Most of the processes in JMP Genomics assume that the input SAS data set has a particular data structure. JMP Genomics distinguishes between tall and wide SAS data sets. A tall SAS data set has samples as columns, and molecular entity (such as marker, gene, clone, protein, or metabolite) as rows. A wide SAS data set is the transpose of a tall data set, having the samples as rows and molecular entity as columns. When specifying the input SAS data set for a process, it is important to know the required form. Most of the processes associated with genetic analyses require a wide structure, whereas most of those for microarray and proteomics analyses use a tall structure.

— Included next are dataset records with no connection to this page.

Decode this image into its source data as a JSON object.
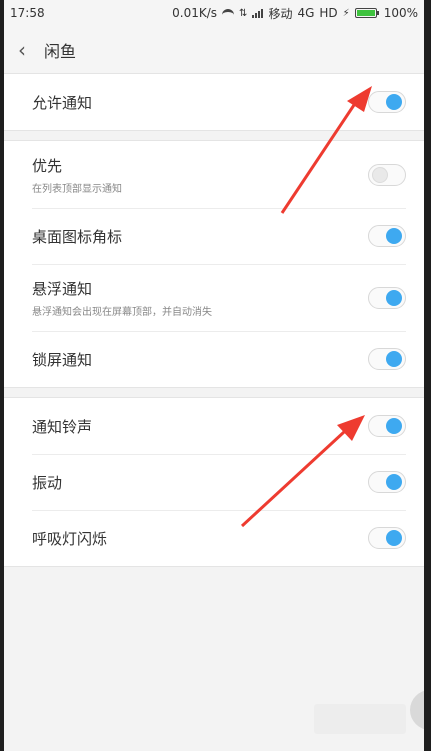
{
  "status_bar": {
    "time": "17:58",
    "speed": "0.01K/s",
    "carrier": "移动",
    "network": "4G",
    "hd": "HD",
    "battery": "100%"
  },
  "header": {
    "back_icon": "chevron-left",
    "title": "闲鱼"
  },
  "settings": {
    "allow": {
      "label": "允许通知",
      "enabled": true
    },
    "priority": {
      "label": "优先",
      "subtitle": "在列表顶部显示通知",
      "enabled": false
    },
    "badge": {
      "label": "桌面图标角标",
      "enabled": true
    },
    "floating": {
      "label": "悬浮通知",
      "subtitle": "悬浮通知会出现在屏幕顶部，并自动消失",
      "enabled": true
    },
    "lockscreen": {
      "label": "锁屏通知",
      "enabled": true
    },
    "ringtone": {
      "label": "通知铃声",
      "enabled": true
    },
    "vibration": {
      "label": "振动",
      "enabled": true
    },
    "breathing_light": {
      "label": "呼吸灯闪烁",
      "enabled": true
    }
  },
  "colors": {
    "toggle_on": "#3ea9f0",
    "arrow": "#ee3b30"
  }
}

Filter Wide Columns Based on Tall Rows enables you to remove columns from a wide data set based on a filter specified using variables from the corresponding tall data set to filter its rows.

What do I need?

Two Input Data Sets are required for this process:

•

A Wide SAS Data Set.

•

A Tall SAS Data Set.

The drosophilaaging_wide.sas7bdat file (located in the \LifeSciences\Sample Data\Microarray\Scanalyze Drosophila directory included with JMP Genomics, associated with the Drosophila aging experiment of Jin, et al. (2001) and described in Drosophila Aging Experimental Data) serves as an example Wide SAS Data Set.

The drosophilaaging_tall.sas7bdat file (located in the \LifeSciences\Sample Data\Microarray\Scanalyze Drosophila directory included with JMP Genomics, associated with the Drosophila aging experiment of Jin, et al. (2001) described in Drosophila Aging Experimental Data) serves as an example Tall SAS Data Set.

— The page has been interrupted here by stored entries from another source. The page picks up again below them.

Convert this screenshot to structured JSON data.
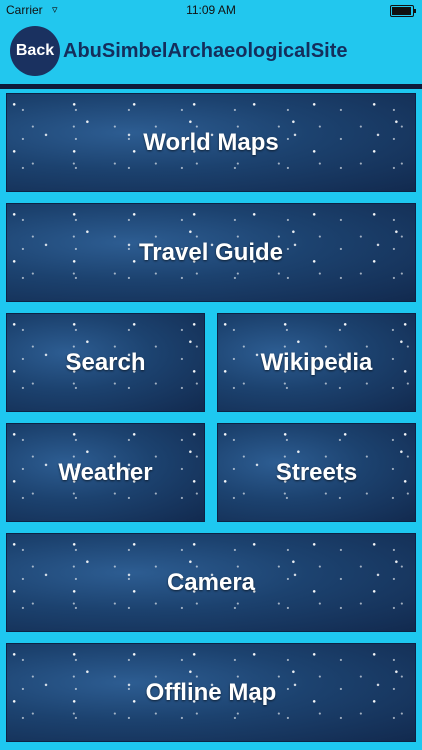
{
  "status_bar": {
    "carrier": "Carrier",
    "time": "11:09 AM"
  },
  "header": {
    "back_label": "Back",
    "title": "AbuSimbelArchaeologicalSite"
  },
  "menu": {
    "world_maps": "World Maps",
    "travel_guide": "Travel Guide",
    "search": "Search",
    "wikipedia": "Wikipedia",
    "weather": "Weather",
    "streets": "Streets",
    "camera": "Camera",
    "offline_map": "Offline Map"
  },
  "colors": {
    "background": "#1ec8f0",
    "nav_bar": "#22c7ee",
    "back_button": "#1a3160",
    "title_text": "#142e5c"
  },
  "icons": {
    "wifi": "wifi-icon",
    "battery": "battery-icon"
  }
}
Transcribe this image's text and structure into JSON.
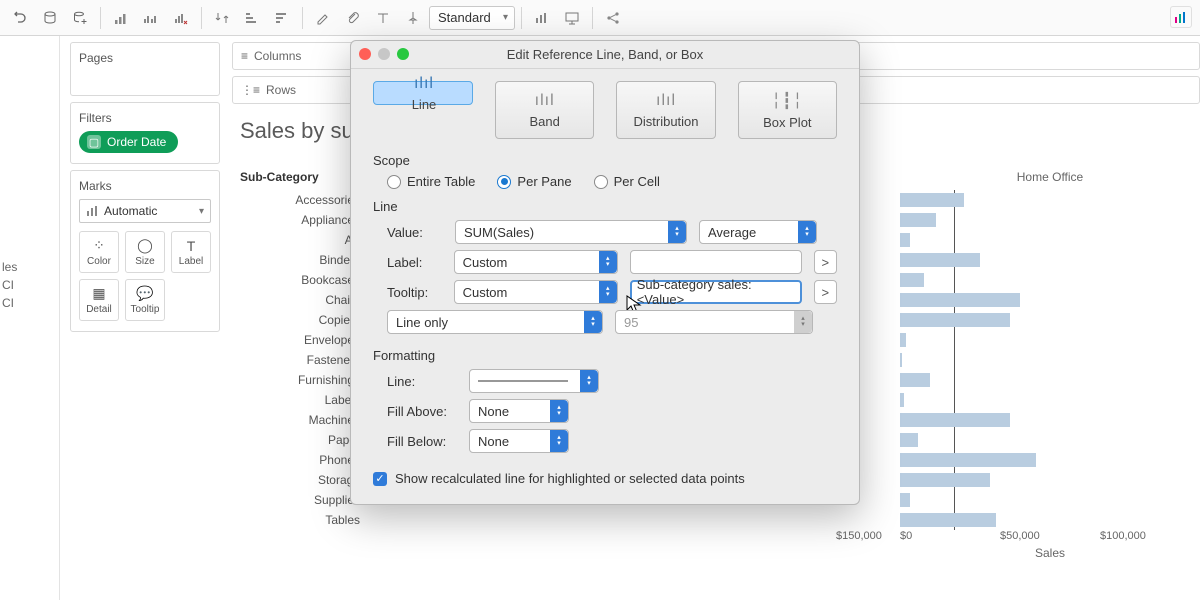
{
  "toolbar": {
    "fit_select": "Standard"
  },
  "left": {
    "pages_title": "Pages",
    "filters_title": "Filters",
    "filter_pill": "Order Date",
    "marks_title": "Marks",
    "marks_type": "Automatic",
    "marks_cells": [
      "Color",
      "Size",
      "Label",
      "Detail",
      "Tooltip"
    ]
  },
  "shelves": {
    "columns": "Columns",
    "rows": "Rows"
  },
  "viz": {
    "title": "Sales by su",
    "row_header": "Sub-Category",
    "rows": [
      "Accessories",
      "Appliances",
      "Art",
      "Binders",
      "Bookcases",
      "Chairs",
      "Copiers",
      "Envelopes",
      "Fasteners",
      "Furnishings",
      "Labels",
      "Machines",
      "Paper",
      "Phones",
      "Storage",
      "Supplies",
      "Tables"
    ],
    "right_col_header": "Home Office",
    "xaxis_prev": "$150,000",
    "xaxis_ticks": [
      "$0",
      "$50,000",
      "$100,000"
    ],
    "xaxis_label": "Sales"
  },
  "cut_left": {
    "l1": "les",
    "l2": "CI",
    "l3": "CI"
  },
  "dialog": {
    "title": "Edit Reference Line, Band, or Box",
    "tabs": [
      "Line",
      "Band",
      "Distribution",
      "Box Plot"
    ],
    "scope_label": "Scope",
    "scope_options": [
      "Entire Table",
      "Per Pane",
      "Per Cell"
    ],
    "line_section": "Line",
    "value_label": "Value:",
    "value_field": "SUM(Sales)",
    "value_agg": "Average",
    "label_label": "Label:",
    "label_mode": "Custom",
    "label_text": "",
    "tooltip_label": "Tooltip:",
    "tooltip_mode": "Custom",
    "tooltip_text": "Sub-category sales:<Value>",
    "line_only": "Line only",
    "confidence": "95",
    "formatting_label": "Formatting",
    "fmt_line": "Line:",
    "fill_above": "Fill Above:",
    "fill_above_val": "None",
    "fill_below": "Fill Below:",
    "fill_below_val": "None",
    "recalc": "Show recalculated line for highlighted or selected data points",
    "caret": ">"
  },
  "chart_data": {
    "type": "bar",
    "title": "Sales by Sub-Category — Home Office segment",
    "xlabel": "Sales",
    "ylabel": "Sub-Category",
    "xlim": [
      0,
      120000
    ],
    "reference_line": 27000,
    "categories": [
      "Accessories",
      "Appliances",
      "Art",
      "Binders",
      "Bookcases",
      "Chairs",
      "Copiers",
      "Envelopes",
      "Fasteners",
      "Furnishings",
      "Labels",
      "Machines",
      "Paper",
      "Phones",
      "Storage",
      "Supplies",
      "Tables"
    ],
    "values": [
      32000,
      18000,
      5000,
      40000,
      12000,
      60000,
      55000,
      3000,
      1000,
      15000,
      2000,
      55000,
      9000,
      68000,
      45000,
      5000,
      48000
    ]
  }
}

In this example, all variables starting with log2in_ are Wide Variables Corresponding to Tall Rows. Rows from the tall data set (and the corresponding columns from the wide data set) are to be included only if the value of SPOT exceeds 100.

For detailed information about the files and data sets used or created by JMP Life Sciences software, see Files and Data Sets.

Output/Results

The output from this process consists of a Results window, which lists the two subsetted data sets:

•

The subsetted wide data set, and

•

The subsetted tall data set.

The drosophilaaging_wide_fw.sas7bdat subsetted wide data set is shown below.

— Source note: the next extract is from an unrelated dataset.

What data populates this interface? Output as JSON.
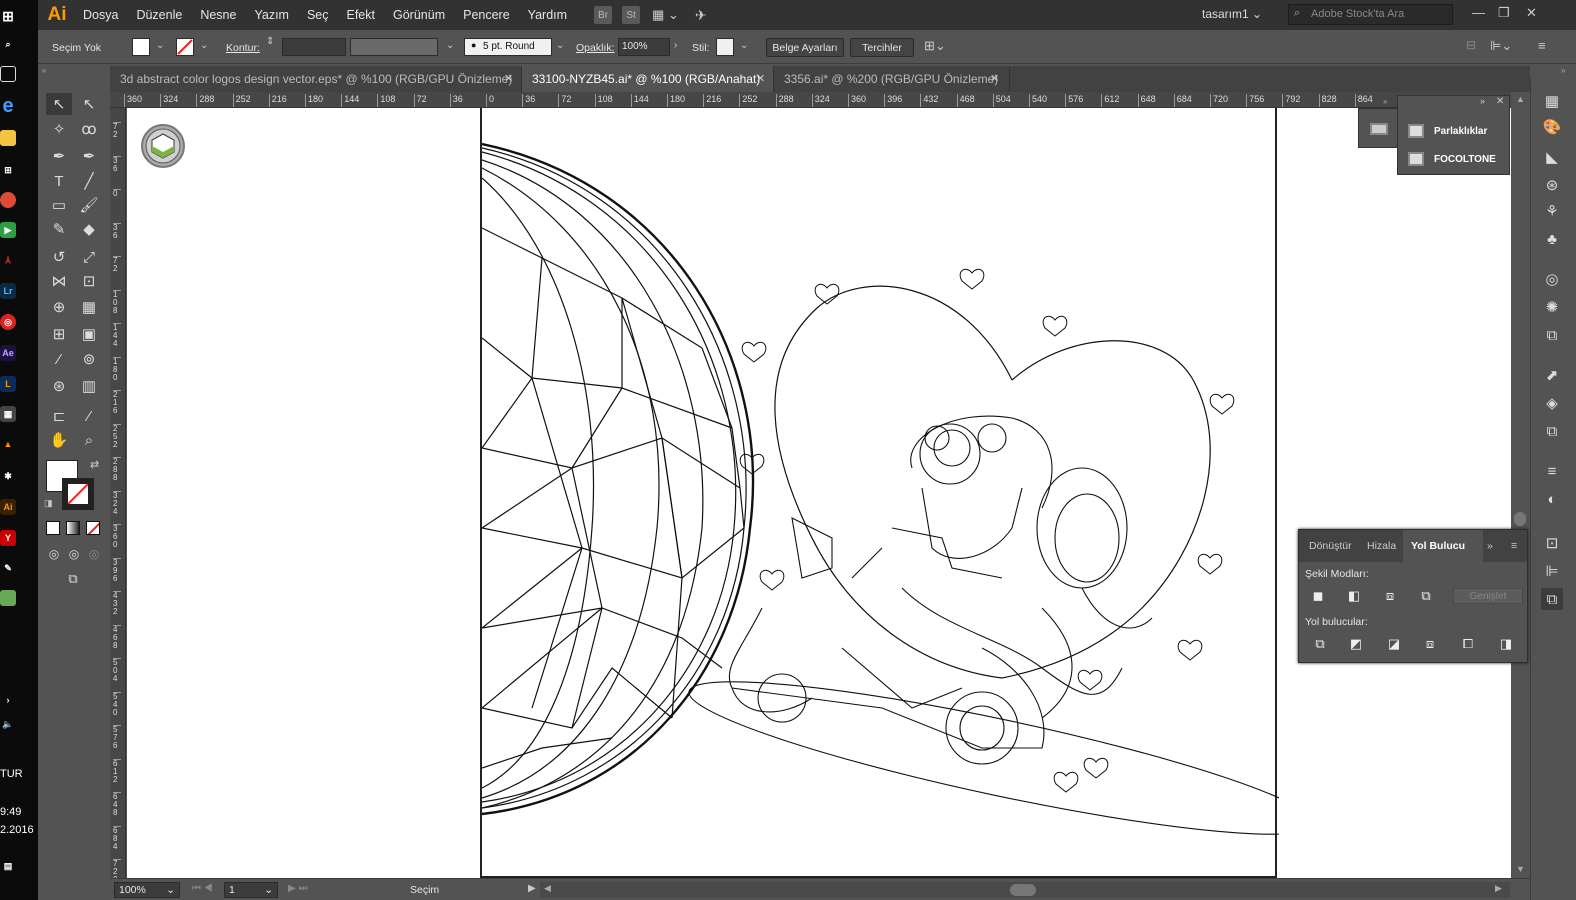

The first column beginning with log2in_ listed in the subsetted wide data set is log2in_Tpi. This is the 35th log2in_ column listed in the Input Wide Data Set. It corresponds to the 35th row of the Input Tall Data Set, which is the first row where the value of SPOT exceeds 100. All subsequent columns in the subsetted wide data set correspond to the rows in the Input Tall Data Set after the 35th row (and the columns in the Input Wide Data Set after the 35th log2in_ column).

The drosophilaaging_fw.sas7bdat subsetted tall data set is shown below.

Only those rows where the SPOT value exceeded 100 were kept (row 35, onward). This consequently means that only log2in_ column 35, onward, were kept in the subsetted wide data set.

These files are ready for further analysis.